With this in mind, you can build a simple script to process each line, extract hexes, invert them, and inject them back to the line.
This is using Bash (see arrays, printf -v, += etc) only (no external tools there):
#!/usr/bin/env bash
[[ -f $1 ]] || { printf "error: cannot find file: %s\n" "$1" >&2; exit 1; }
while read -r; do
# split line with '#' as separator
IFS='#' toks=( $REPLY )
for tok in "${toks[#]}"; do
# extract hex
read -n6 hex <<< "$tok"
# is it really a hex ?
if [[ $hex =~ [0-9a-fA-F]{6} ]]; then
# compute inversion
inv="$((16#ffffff - 16#$hex))"
# zero pad the result
printf -v inv "%06x" "$inv"
# replace hex with inv
tok="${tok/$hex/$inv}"
fi
# build the modified line
line+="#$tok"
done
# print the modified line and clean it for reuse
printf "%s\n" "${line#\#}"
unset line
done < "$1"
use it like:
$ ./invhex infile > outfile
test case input:
random text... #ffffff_random_text_#000000__
asdf#00ff00
bdf#cvb_foo
asdfghj
#bdfg
processed output:
random text... #000000_random_text_#ffffff__
asdf#ff00ff
bdf#cvb_foo
asdfghj
#bdfg
This might work for you (GNU sed):
sed '/#[a-f0-9]\{6\}\>/!b
s//\n&/g
h
s/[^\n]*\(\n.\{7\}\)[^\n]*/\1/g
y/0123456789abcdef/fedcba9876543210/
H
g
:a;s/\n.\{7\}\(.*\n\)\n\(.\{7\}\)/\2\1/;ta
s/\n//' file
Explanation:
/#[a-f0-9]\{6\}\>/!b bail out on lines not containing the required pattern
s//\n&/g prepend every pattern with a newline
h copy this to the hold space
s/[^\n]*\(\n.\{7\}\)[^\n]*/\1/g delete everything but the required pattern(s)

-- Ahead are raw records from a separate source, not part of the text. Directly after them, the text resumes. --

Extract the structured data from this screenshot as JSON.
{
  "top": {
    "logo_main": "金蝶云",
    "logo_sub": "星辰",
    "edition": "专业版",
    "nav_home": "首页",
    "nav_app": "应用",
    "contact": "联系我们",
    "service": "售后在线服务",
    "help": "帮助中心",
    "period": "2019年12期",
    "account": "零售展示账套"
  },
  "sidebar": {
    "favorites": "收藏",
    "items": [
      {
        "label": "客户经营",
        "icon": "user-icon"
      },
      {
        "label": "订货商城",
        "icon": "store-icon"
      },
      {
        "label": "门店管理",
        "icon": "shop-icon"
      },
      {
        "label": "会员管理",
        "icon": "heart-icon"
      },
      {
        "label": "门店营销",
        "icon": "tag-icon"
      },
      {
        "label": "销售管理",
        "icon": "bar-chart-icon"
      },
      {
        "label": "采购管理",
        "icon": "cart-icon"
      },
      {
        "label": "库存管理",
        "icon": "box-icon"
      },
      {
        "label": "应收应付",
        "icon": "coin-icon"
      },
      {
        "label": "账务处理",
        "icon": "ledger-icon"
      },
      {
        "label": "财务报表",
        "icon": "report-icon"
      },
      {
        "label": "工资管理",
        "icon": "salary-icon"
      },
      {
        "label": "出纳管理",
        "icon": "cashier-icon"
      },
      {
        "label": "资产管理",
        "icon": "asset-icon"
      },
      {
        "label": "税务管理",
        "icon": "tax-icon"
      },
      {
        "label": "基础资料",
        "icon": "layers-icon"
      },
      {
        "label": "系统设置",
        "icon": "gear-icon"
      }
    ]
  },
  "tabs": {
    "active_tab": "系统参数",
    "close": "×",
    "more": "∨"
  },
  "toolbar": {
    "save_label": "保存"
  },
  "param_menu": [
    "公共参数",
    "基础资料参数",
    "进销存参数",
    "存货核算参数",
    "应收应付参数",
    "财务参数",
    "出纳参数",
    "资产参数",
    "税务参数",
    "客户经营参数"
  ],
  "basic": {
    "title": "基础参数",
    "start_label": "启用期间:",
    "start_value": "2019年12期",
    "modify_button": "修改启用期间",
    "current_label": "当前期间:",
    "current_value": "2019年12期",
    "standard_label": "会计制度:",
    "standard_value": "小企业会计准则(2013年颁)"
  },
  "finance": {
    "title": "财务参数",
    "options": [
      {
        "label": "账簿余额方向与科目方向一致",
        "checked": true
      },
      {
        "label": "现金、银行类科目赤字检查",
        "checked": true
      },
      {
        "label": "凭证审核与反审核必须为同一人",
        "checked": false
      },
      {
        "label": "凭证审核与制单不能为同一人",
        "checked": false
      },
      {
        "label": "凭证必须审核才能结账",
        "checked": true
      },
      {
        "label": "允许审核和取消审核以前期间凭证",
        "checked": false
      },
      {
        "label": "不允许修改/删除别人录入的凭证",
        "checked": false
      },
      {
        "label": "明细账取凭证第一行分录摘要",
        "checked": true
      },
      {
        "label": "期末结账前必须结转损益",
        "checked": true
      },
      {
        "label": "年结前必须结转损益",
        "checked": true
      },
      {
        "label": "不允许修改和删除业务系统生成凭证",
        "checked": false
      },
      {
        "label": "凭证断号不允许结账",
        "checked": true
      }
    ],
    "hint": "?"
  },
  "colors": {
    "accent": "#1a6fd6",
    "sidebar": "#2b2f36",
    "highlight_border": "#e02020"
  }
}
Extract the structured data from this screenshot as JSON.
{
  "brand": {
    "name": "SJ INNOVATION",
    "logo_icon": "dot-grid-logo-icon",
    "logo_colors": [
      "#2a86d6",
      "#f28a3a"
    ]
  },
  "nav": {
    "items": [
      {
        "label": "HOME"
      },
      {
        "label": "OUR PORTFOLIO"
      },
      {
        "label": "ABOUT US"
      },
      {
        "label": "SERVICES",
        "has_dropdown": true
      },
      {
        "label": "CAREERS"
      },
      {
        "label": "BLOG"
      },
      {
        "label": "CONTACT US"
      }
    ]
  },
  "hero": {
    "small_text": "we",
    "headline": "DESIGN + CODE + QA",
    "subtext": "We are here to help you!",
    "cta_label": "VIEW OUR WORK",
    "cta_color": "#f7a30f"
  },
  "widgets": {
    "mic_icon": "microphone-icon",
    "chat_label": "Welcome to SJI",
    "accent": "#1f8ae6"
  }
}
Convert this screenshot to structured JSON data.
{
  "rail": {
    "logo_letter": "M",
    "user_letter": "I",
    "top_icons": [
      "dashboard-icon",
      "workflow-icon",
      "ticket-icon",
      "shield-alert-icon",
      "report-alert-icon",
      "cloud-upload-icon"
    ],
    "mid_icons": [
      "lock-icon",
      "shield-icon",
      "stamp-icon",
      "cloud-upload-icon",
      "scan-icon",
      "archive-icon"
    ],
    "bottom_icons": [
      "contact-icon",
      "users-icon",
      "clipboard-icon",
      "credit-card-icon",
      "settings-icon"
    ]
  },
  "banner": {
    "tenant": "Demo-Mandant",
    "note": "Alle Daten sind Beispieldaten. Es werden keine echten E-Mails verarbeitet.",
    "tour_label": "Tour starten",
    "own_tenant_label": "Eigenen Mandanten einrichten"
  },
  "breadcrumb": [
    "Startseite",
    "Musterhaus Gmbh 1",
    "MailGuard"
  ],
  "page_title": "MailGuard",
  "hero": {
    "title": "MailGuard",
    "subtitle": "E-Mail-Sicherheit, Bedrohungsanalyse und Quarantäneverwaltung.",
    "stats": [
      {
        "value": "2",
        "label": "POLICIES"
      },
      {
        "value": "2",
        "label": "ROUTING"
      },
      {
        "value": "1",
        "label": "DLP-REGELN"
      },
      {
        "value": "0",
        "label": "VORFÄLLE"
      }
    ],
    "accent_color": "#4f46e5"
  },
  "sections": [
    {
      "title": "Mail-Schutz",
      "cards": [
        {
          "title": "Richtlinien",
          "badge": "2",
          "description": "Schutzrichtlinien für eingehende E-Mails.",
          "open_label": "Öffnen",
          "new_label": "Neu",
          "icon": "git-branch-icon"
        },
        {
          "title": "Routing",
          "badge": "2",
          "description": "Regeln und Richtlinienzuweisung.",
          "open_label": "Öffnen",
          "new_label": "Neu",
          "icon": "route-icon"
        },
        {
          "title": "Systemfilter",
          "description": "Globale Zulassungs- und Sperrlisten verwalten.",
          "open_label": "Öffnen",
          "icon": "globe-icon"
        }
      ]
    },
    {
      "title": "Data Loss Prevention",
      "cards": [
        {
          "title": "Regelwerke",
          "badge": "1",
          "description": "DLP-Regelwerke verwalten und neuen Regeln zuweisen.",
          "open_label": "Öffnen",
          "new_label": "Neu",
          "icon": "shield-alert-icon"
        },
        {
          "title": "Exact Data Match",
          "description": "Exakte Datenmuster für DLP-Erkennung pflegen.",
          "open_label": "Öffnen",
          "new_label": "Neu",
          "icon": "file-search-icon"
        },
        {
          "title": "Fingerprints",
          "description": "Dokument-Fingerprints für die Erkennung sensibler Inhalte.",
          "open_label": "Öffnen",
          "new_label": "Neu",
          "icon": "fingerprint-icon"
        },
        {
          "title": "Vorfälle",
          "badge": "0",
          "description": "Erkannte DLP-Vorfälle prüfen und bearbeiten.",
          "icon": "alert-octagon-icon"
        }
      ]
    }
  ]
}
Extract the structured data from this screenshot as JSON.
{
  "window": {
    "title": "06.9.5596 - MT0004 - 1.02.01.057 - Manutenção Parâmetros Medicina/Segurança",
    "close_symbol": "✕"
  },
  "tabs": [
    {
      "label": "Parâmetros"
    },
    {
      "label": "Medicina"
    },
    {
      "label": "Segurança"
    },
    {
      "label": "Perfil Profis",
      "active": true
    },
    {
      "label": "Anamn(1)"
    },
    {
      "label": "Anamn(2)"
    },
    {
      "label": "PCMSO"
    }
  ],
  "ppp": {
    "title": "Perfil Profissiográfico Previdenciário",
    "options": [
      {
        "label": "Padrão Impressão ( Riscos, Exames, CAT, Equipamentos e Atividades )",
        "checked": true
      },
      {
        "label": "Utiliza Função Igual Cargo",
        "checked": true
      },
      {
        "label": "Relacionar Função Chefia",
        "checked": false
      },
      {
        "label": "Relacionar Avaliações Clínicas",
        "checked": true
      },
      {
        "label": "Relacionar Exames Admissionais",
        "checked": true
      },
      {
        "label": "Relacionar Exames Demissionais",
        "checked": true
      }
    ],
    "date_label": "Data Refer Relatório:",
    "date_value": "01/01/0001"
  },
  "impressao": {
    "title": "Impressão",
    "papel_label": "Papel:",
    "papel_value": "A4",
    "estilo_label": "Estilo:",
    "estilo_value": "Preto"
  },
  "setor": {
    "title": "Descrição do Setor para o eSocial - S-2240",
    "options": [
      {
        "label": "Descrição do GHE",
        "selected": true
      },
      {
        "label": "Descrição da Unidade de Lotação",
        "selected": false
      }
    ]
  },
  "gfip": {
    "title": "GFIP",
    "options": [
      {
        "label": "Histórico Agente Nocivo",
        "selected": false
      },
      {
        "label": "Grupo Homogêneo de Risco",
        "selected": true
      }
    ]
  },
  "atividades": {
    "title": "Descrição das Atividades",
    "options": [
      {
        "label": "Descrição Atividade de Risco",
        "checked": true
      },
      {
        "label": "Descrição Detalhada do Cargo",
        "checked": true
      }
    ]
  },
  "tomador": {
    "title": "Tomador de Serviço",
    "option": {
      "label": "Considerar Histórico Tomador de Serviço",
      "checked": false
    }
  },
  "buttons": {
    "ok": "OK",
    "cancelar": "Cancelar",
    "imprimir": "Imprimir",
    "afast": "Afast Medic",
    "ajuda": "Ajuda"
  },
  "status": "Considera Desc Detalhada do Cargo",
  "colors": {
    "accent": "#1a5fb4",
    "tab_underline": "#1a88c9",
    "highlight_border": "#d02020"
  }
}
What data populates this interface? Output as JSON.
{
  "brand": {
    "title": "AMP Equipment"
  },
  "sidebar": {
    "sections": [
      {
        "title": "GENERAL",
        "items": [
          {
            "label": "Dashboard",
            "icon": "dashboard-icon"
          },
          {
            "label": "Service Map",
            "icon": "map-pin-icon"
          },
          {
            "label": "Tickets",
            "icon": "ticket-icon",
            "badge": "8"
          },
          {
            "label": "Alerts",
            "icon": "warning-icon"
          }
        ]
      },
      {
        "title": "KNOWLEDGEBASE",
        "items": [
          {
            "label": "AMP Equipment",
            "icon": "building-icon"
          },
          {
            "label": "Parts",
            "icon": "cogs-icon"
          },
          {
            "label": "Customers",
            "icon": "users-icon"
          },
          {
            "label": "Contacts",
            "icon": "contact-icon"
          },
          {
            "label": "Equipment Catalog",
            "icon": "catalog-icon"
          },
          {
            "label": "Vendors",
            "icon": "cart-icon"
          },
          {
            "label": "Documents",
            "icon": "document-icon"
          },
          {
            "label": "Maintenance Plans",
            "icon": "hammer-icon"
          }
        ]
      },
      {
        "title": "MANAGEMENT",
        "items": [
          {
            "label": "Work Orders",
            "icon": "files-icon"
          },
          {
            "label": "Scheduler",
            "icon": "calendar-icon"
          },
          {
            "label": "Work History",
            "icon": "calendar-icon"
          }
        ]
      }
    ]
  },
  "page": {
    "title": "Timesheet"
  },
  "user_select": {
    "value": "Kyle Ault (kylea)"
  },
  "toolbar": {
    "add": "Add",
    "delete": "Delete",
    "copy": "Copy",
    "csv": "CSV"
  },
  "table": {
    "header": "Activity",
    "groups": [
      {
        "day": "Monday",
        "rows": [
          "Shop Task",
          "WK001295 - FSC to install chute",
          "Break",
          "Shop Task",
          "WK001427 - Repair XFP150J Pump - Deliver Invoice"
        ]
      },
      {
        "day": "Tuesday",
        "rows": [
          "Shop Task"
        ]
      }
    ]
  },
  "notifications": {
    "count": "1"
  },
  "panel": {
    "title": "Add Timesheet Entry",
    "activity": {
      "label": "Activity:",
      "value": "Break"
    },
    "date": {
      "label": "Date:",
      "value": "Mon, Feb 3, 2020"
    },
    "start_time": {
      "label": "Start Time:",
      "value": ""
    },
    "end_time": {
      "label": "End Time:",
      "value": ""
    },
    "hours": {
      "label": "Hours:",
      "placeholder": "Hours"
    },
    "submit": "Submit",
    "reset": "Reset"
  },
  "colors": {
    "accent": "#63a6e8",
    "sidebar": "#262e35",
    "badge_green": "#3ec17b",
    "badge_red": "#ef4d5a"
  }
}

y/0123456789abcdef/fedcba9876543210/ transform the pattern(s)
H append the new pattern(s) to the hold space
g overwrite the pattern space with the contents of the hold space
:a;s/\n.\{7\}\(.*\n\)\n\(.\{7\}\)/\2\1/;ta replace the old pattern(s) with the new.
s/\n// remove the newline artifact from the H command.
This works...
cat test.txt |sed -e 's/\#\([0123456789abcdef]\{6\}\)/\n\#\1\n/g' |sed -e ' /^#.*/ y/0123456789abcdef/fedcba9876543210/' | awk '{lastType=type;type= substr($0,1,1)=="#";} type==lastType && length(line)>0 {print line;line=$0} type!=lastType {line=line$0} length(line)==0 {line=$0} END {print line}'
The first sed command inserts line breaks around the hex codes, then it is possible to make the substitution on all lines starting with a hash. There are probably an elegant solution to merge the lines back again, but the awk command does the job. The only assumption there is that there won't be two hex-codes following directly after each other. If so, this step has to be revised.